An additional issue was the Library Manager. We wanted to have access to the versioned system in a similar way to 4.3 and there was very little customization possible with the existing tool, so we decided to build our own browser. These two decisions were key to decoupling us from requiring new releases related to GDM issues and allowing us to build a very high performance interface.
We used the Perforce API to build a custom client that could be run as an IPC process. The new (to 4.4) ipcProcess interface was significantly faster than the hiProcess interface in 4.3 and using the ‘fisrvDoesOp’ feature of GDM 2.0, we were able to avoid any unnecessary forks to execute Perforce commands.
The Skill triggers that we used are as follows:
PostCreateLib, PreDeleteObj, PostDeleteObj, PostCreateObj, PreCheckout, PostCheckin and ddRegUserTrigger.
The file information server that is required by GDM is essentially a specially crafted NULL daemon and thus has virtually no impact on the overall performance of the system.
Our only major gripe with the DFII DM architecture is that both ddCheckin and ddCheckout use filesystem read/write permissions to set their actions. This is also true in a pure GDM system and we would prefer it if there were two additional triggers or other mechanism that could be used to query the file status rather than rely on a permission bit. Additional code had to be added to the user trigger to prevent loss of data when permission bits were accidentally toggled.
- A new library browser (using Skill list boxes) allowing a central point for all DM functions.
- A file synchronization interface that allows the free movement in revision space of a library file, category or cellview, as many times backward of forward as the user may require.
- A library synchronization interface that allows the entire, or selective contents of a library to be restored to any point in time or change number space, as many times backward or forward as the user may require.
- The ability to create unlimited, un−managed versions of the same cell for simultaneous viewing purposes.
- An Integration Wizard that allows change package propagation to be handled automatically, both in the forward and reverse direction with full user control.
- Full support for all auto−checkin and auto− checkout functions as well as the the Skill ddCheckin/ddCheckout interface
- A library/branch−specific change number browser.
- Show checkouts, show versions, checkin, checkout and cancel checkout functionality bound directly to the browser, similar to the 4.3 user interface.
- Interactive operation of all features allowing for error trapping, reporting and recovery in both hiGraphicMode or in nograph mode.
- Ultra high performance does not require any waiting for operations to complete, unlike the commercially available solutions. Most operations complete in centiseconds, including version recovery and branch synchronization.
- Fast, lightweight utilities for CDB files. e.g. showcheckouts, buildbranch, etc.. These can be run from a simple low bandwidth terminal. The average reporting time for our showcheckouts Perl script in our environment, with typically 400−500 checkouts distributed among 50+ users is6 seconds.

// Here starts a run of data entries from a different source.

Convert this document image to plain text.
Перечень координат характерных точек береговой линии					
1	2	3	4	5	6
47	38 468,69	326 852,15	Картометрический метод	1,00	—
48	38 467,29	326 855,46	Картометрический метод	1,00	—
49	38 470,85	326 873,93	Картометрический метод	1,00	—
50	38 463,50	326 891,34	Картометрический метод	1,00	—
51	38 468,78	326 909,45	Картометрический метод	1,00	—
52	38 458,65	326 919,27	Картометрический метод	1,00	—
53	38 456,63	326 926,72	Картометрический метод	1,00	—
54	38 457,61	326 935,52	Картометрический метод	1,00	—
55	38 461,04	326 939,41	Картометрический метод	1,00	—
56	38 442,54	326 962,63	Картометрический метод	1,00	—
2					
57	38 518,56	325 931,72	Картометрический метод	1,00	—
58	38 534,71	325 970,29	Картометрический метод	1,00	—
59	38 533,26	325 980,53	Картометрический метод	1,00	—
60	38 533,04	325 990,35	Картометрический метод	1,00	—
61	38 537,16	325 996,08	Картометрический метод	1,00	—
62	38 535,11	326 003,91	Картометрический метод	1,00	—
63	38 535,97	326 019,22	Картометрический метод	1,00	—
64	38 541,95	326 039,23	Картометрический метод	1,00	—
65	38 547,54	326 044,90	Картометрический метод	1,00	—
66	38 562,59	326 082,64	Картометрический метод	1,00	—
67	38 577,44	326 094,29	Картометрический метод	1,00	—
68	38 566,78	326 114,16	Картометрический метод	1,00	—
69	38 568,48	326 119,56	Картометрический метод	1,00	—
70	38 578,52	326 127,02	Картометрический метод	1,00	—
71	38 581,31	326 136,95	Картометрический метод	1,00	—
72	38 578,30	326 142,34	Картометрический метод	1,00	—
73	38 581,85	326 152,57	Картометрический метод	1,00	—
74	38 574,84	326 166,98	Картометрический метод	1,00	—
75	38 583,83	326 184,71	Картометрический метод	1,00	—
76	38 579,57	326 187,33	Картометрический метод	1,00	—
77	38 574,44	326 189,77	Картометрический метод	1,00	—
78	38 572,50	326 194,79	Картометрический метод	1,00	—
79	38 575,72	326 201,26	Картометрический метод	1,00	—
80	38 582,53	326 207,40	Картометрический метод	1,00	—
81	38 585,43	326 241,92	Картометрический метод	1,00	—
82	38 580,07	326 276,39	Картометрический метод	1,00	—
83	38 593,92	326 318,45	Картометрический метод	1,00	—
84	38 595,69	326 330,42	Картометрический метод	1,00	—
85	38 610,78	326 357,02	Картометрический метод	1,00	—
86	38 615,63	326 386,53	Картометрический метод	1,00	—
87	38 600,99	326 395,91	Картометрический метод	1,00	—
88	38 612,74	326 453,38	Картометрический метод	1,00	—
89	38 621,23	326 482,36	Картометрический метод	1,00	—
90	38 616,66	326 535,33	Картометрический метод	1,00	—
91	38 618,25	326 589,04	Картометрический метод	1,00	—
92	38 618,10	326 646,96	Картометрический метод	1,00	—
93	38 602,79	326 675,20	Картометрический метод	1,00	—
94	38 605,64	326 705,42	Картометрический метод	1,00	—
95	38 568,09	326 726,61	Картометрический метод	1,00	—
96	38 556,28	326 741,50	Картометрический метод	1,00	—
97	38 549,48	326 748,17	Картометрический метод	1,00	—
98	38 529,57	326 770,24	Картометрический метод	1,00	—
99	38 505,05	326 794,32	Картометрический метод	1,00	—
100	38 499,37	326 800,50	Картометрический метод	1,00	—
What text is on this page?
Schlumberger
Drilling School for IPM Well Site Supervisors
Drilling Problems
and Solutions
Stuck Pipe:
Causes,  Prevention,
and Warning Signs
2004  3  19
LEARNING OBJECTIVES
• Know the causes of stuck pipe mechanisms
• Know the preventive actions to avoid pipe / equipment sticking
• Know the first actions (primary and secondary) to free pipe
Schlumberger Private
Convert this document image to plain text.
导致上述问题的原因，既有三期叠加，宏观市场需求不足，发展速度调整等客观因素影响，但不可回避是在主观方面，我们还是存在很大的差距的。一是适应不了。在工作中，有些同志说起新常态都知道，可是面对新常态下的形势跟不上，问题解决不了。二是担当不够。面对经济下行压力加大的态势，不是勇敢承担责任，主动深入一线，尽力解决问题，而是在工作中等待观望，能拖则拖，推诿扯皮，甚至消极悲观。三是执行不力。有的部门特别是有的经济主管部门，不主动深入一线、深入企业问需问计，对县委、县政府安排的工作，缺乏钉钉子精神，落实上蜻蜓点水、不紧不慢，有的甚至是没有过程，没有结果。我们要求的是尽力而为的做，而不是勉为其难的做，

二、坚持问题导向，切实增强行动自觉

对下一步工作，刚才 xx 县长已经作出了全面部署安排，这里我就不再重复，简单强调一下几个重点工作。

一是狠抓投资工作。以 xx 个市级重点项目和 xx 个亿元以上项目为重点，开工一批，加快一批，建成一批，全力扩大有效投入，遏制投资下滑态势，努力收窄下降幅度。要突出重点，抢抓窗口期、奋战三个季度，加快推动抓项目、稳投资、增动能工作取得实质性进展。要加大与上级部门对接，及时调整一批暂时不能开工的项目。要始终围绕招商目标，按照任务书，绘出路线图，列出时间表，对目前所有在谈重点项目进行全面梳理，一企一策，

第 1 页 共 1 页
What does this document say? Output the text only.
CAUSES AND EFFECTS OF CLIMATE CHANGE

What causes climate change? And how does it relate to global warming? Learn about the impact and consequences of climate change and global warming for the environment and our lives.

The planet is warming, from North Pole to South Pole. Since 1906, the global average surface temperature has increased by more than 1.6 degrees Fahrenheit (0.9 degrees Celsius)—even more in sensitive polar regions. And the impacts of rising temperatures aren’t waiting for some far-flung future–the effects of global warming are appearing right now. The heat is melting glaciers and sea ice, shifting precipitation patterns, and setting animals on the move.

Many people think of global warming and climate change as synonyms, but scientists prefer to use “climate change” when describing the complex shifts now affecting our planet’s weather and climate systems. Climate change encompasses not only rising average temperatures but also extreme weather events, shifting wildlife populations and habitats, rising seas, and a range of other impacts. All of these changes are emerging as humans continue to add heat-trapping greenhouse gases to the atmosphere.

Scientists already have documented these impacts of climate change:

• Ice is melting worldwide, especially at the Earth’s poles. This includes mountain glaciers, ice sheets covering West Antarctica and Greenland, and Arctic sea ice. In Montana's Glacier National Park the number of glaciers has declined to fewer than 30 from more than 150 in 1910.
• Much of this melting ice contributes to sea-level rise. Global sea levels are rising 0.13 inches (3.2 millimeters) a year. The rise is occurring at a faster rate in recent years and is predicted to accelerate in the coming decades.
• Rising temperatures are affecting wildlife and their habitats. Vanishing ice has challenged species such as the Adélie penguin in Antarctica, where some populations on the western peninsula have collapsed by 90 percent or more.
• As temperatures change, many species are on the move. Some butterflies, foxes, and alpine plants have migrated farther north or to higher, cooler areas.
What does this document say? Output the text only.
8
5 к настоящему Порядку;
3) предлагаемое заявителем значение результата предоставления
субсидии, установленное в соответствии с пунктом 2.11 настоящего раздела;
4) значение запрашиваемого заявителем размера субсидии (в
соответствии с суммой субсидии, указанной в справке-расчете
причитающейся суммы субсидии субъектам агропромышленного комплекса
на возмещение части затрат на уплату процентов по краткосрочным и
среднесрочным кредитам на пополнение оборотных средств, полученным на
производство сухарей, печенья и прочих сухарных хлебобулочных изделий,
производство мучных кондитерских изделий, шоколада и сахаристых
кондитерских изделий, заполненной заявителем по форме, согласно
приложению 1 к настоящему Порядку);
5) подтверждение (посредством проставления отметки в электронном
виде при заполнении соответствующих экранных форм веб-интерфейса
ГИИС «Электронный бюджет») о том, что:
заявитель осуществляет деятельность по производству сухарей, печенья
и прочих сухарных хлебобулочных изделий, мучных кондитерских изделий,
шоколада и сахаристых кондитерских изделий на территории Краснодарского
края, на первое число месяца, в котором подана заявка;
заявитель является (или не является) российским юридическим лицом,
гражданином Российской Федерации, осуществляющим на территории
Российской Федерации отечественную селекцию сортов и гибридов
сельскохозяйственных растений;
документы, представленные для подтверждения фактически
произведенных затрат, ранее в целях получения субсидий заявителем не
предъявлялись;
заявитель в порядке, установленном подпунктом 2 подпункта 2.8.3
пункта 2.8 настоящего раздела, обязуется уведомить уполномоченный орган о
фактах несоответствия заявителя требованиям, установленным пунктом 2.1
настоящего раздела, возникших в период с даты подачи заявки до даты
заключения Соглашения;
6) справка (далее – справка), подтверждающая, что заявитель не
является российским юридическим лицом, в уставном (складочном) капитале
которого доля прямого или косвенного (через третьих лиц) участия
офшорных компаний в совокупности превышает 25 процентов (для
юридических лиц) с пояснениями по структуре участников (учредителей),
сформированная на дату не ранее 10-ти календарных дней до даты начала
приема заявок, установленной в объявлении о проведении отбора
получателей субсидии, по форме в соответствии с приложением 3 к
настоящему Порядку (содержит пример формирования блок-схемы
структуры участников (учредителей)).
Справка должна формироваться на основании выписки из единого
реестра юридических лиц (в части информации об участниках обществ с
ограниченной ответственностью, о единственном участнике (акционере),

- CDB data appears as any other data in the system and can thus be manipulated just like any other file using native Perforce commands.
This is an image of the main Library Browser interface.
Multiple objects can be selected to have the same operation performed on them.
The text field at the top either shows the name of the library client or reports “Not Revisioned”.
The browser is split into four sections, one each for available libraries, categories, cells and cellviews.